Certo, i quattro sanno suonare veramente, qualità affatto scontata, specie nelle nuove leve, e formatosi per strada, ancor prima del talent Sky, sono pure un caldo esempio per i giovani, ormai invasi unicamente da autotune e trapper. Dunque diamogliene merito, ma è anche vero, però, che la loro ascesa internazionale, partita dal palco di Sanremo fino alla TV a stelle e strisce, con Rolling Stones annessi, deve gran parte della sua riuscita a chi gli ha confezionato addosso il vestito della festa, inteso per staff, casa discografica (Sony) e manager (Ferraguzzo), uno che non sbaglia un colpo facilmente. Di sicuro una fama oltrefrontiera conquistata con le unghie e con i denti (specie del dietro le quinte) e pomposamente portata in gloria dai giornalisti tricolori, incapaci - mea culpa - di volare più a bassa quota nella narrazione dello loro gesta.

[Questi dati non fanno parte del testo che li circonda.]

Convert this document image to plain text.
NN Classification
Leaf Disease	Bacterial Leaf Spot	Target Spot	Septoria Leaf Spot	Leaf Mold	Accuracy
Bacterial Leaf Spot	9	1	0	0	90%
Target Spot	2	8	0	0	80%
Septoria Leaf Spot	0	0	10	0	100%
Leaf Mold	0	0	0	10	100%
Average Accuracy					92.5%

Così, quando ai quattro viene concesso l'onore di salire sul palco prima dei Rolling Stones (a Las Vegas), l'entusiasmo italiano si espande fin negli States, mischiando la verità a un cincinnino di fantasia, mentre si fa insistente la notizia più succosa e sorprendente: i Måneskin sono stati scelti dai Rolling Stones in persona. Figo eh, se fosse vero (tambien).
Alla fine, infatti, la verità viene (sempre) a galla, (seppur qualche mese dopo), e a ristabilire la giusta versione ci pensa proprio la band britannica, per mano del loro chitarrista (nonchè membro fondatore) Keith Richards, che in una fresca intervista al Corriere della sera, in merito alla prossima capatina delle leggende in terra italiana (Milano, SanSiro, 21 giugno), alla domanda sul gruppo italiano che ha aperto per loro, risponde perentorio: "Non vedo mai le band che aprono i nostri show, ma se fanno rock and roll gli auguro buona fortuna". Che tradotto meno piacevolmente significa suppergiù: "I Måneskin? E chi ca**o so?".

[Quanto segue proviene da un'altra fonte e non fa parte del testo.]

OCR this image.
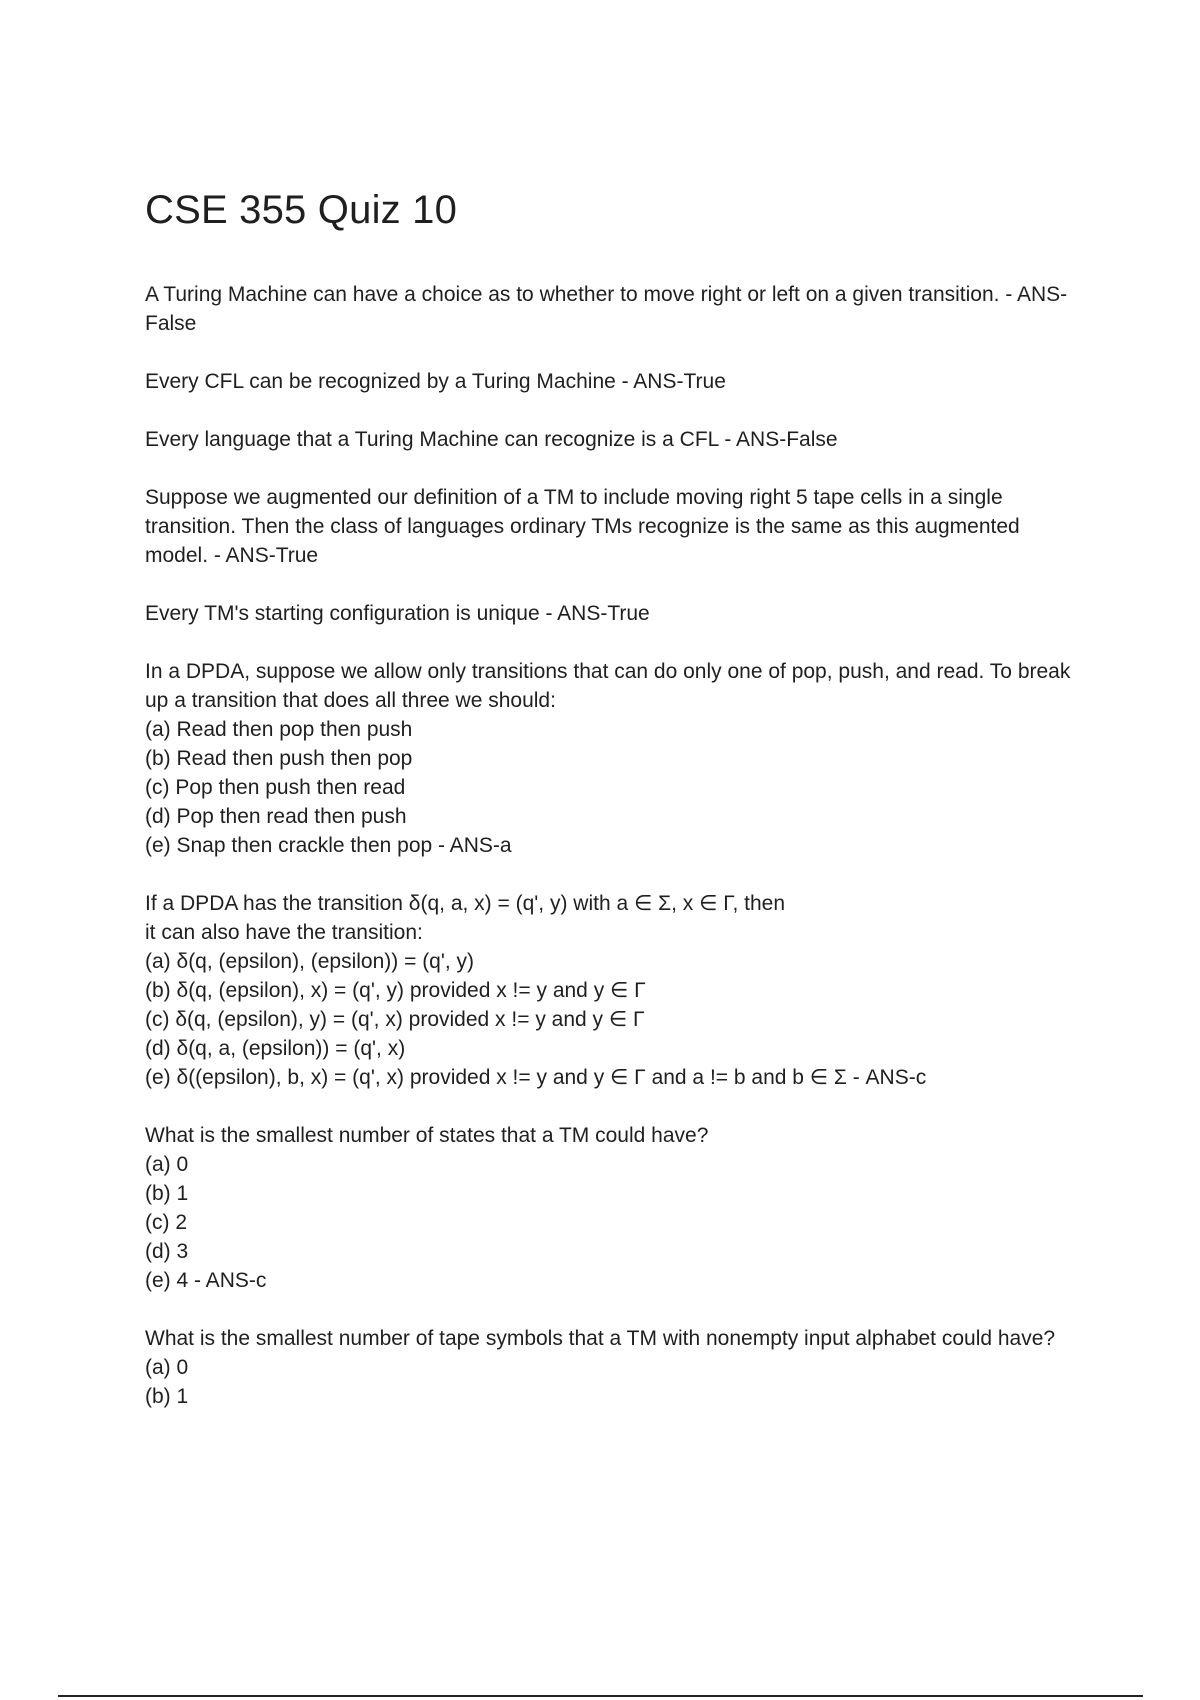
CSE 355 Quiz 10

A Turing Machine can have a choice as to whether to move right or left on a given transition. - ANS-False

Every CFL can be recognized by a Turing Machine - ANS-True

Every language that a Turing Machine can recognize is a CFL - ANS-False

Suppose we augmented our definition of a TM to include moving right 5 tape cells in a single transition. Then the class of languages ordinary TMs recognize is the same as this augmented model. - ANS-True

Every TM's starting configuration is unique - ANS-True

In a DPDA, suppose we allow only transitions that can do only one of pop, push, and read. To break up a transition that does all three we should:

(a) Read then pop then push
(b) Read then push then pop
(c) Pop then push then read
(d) Pop then read then push
(e) Snap then crackle then pop - ANS-a

If a DPDA has the transition δ(q, a, x) = (q', y) with a ∈ Σ, x ∈ Γ, then

it can also have the transition:

(a) δ(q, (epsilon), (epsilon)) = (q', y)
(b) δ(q, (epsilon), x) = (q', y) provided x != y and y ∈ Γ
(c) δ(q, (epsilon), y) = (q', x) provided x != y and y ∈ Γ
(d) δ(q, a, (epsilon)) = (q', x)
(e) δ((epsilon), b, x) = (q', x) provided x != y and y ∈ Γ and a != b and b ∈ Σ - ANS-c

What is the smallest number of states that a TM could have?

(a) 0
(b) 1
(c) 2
(d) 3
(e) 4 - ANS-c

What is the smallest number of tape symbols that a TM with nonempty input alphabet could have?

(a) 0
(b) 1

Tragedia, apocalisse, fiumi di lacrime, i fan dei quattro scopriranno or ora che i musicisti romani non sono affatto i nuovi "pupilli" dei Rolling Stones (che non si sono nemmeno accorti della loro esibizione, pensa un po'), ma sono stati invece piazzati su quel palco dal sempre ottimo lavoro di casa discografica, manager e Co. Come a dire, tira più un buon manager che un buon repertorio, per quanto loro - va detto - abbiano pure quello, se non si ostinassero a menarcela con le cover.
E adesso tocca correre ai ripari (per forza), tra un tuffo in piscina e una visitina in studio per il disco nuovo (rigorosamente a Los Angeles), che faccia dimenticare, in un colpo solo, l'inascoltabile ultimo singolo, "Mamma mia", e la bufala (poco saporita) sui Rolling Stones.